“It was real,” he said confidently. Somewhere, Shostakovich is smiling.
The Kennedy Center’s “sensory-friendly” performances make special accommodations for children on the autism spectrum, who are sensitive to loud noises, bright lights and sudden movements. The center has offered three sensory-friendly shows since April, and they are proving popular: A sellout crowd of 280 attended “Musical Opposites,” with tickets priced at $18. To accommodate special-needs children, the lights in the theater remain at a low level, and the rows are half-empty so the children can move around. Music is vetted by experts, and ushers are given special training to prepare for the children, many of whom have never before been to a concert hall.
“This is the first time we’ve had the opportunity to do something like this,” Dane Bryant, Myles’s father, said of his family’s outing to the Kennedy Center’s Family Theater. Daughter Nija, 10, plays the piano and the cello but had never been able to attend a children’s concert with her whole family because her brother is on the autism spectrum.
“He can be a little impatient,” Dane Bryant said of Myles, who attends the Ivymount School in Rockville for children with special needs. “But he seemed to be paying attention, which is always a plus.”
Marla Hollander brought her 8-year-old son, Benjamin Katz-Hollander, to the concert. She said he has taken guitar lessons as a form of music therapy but had never been to a classical concert in Washington.
“We are tickled to see the sensory-friendly performance and to try to give him this experience,” she said. “Music is just another way for us to connect.”
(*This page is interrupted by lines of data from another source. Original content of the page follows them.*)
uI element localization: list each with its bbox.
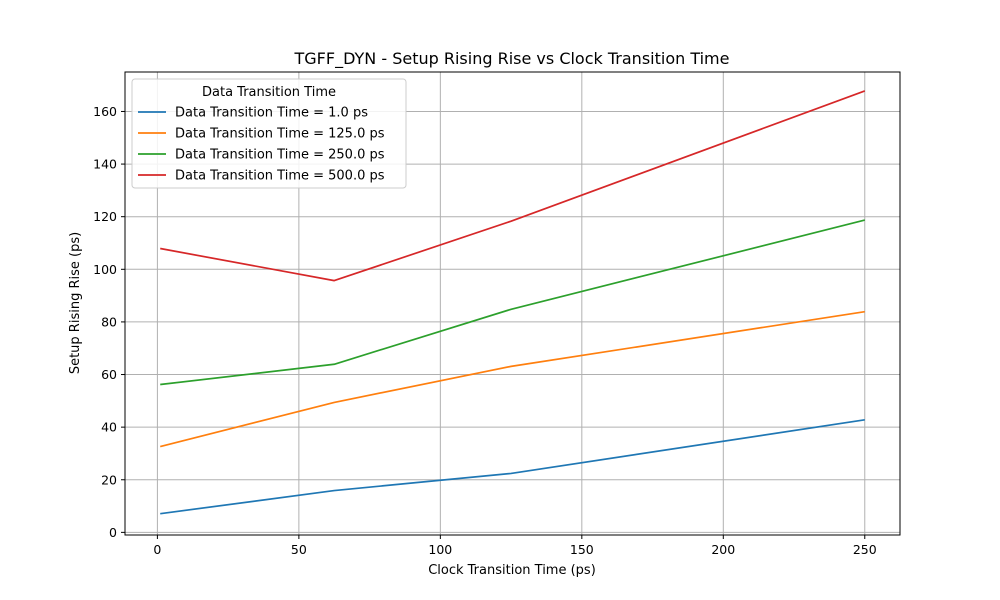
legend-label-3: Data Transition Time = 250.0 ps — [175, 148, 385, 163]
y-tick-label: 120 — [93, 209, 117, 224]
chart-title: TGFF_DYN - Setup Rising Rise vs Clock Tr… — [294, 49, 730, 69]
legend: Data Transition Time Data Transition Tim… — [131, 78, 407, 189]
legend-label-4: Data Transition Time = 500.0 ps — [175, 169, 385, 184]
x-tick-label: 250 — [853, 542, 877, 557]
series-line-4 — [160, 90, 866, 282]
y-tick-label: 20 — [101, 472, 117, 487]
legend-label-2: Data Transition Time = 125.0 ps — [175, 127, 385, 142]
legend-label-1: Data Transition Time = 1.0 ps — [175, 106, 368, 121]
y-axis-ticks: 0 20 40 60 80 100 120 140 160 — [93, 104, 125, 540]
x-axis-label: Clock Transition Time (ps) — [428, 563, 596, 578]
y-tick-label: 80 — [101, 314, 117, 329]
y-axis-label: Setup Rising Rise (ps) — [68, 232, 83, 374]
series-line-1 — [160, 418, 865, 515]
x-tick-label: 200 — [711, 542, 735, 557]
series-line-2 — [160, 310, 865, 448]
series-line-3 — [160, 219, 865, 386]
y-tick-label: 60 — [101, 367, 117, 382]
plot-frame — [124, 71, 901, 536]
y-tick-label: 160 — [93, 104, 117, 119]
legend-items: Data Transition Time = 1.0 ps Data Transi… — [138, 106, 385, 184]
x-tick-label: 150 — [570, 542, 594, 557]
grid — [125, 72, 900, 535]
series-group — [160, 90, 866, 515]
x-axis-ticks: 0 50 100 150 200 250 — [153, 535, 877, 557]
y-tick-label: 140 — [93, 157, 117, 172]
y-tick-label: 0 — [109, 525, 117, 540]
y-tick-label: 100 — [93, 262, 117, 277]
y-tick-label: 40 — [101, 420, 117, 435]
legend-box — [131, 78, 407, 189]
legend-title: Data Transition Time — [202, 85, 336, 100]
x-tick-label: 50 — [291, 542, 307, 557]
x-tick-label: 0 — [153, 542, 161, 557]
x-tick-label: 100 — [428, 542, 452, 557]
Until recently, concerts at performing arts centers around the country were not widely available to special-needs children. The concert hall is arguably one of the most restrictive spaces in American culture, with social codes that dictate dress, behavior and manners. Few children, let alone those with special needs, can sit through a Mahler symphony without squirming.
The program signifies a shift for what was once an excluded community. Those with varying degrees of autism can attend concerts and plays with their parents, a luxury many have never had the chance to experience. Surrounded by others who understand the daily challenges of autism, no one stares if a child cries out during Debussy or darts for the door during Pachelbel’s Canon.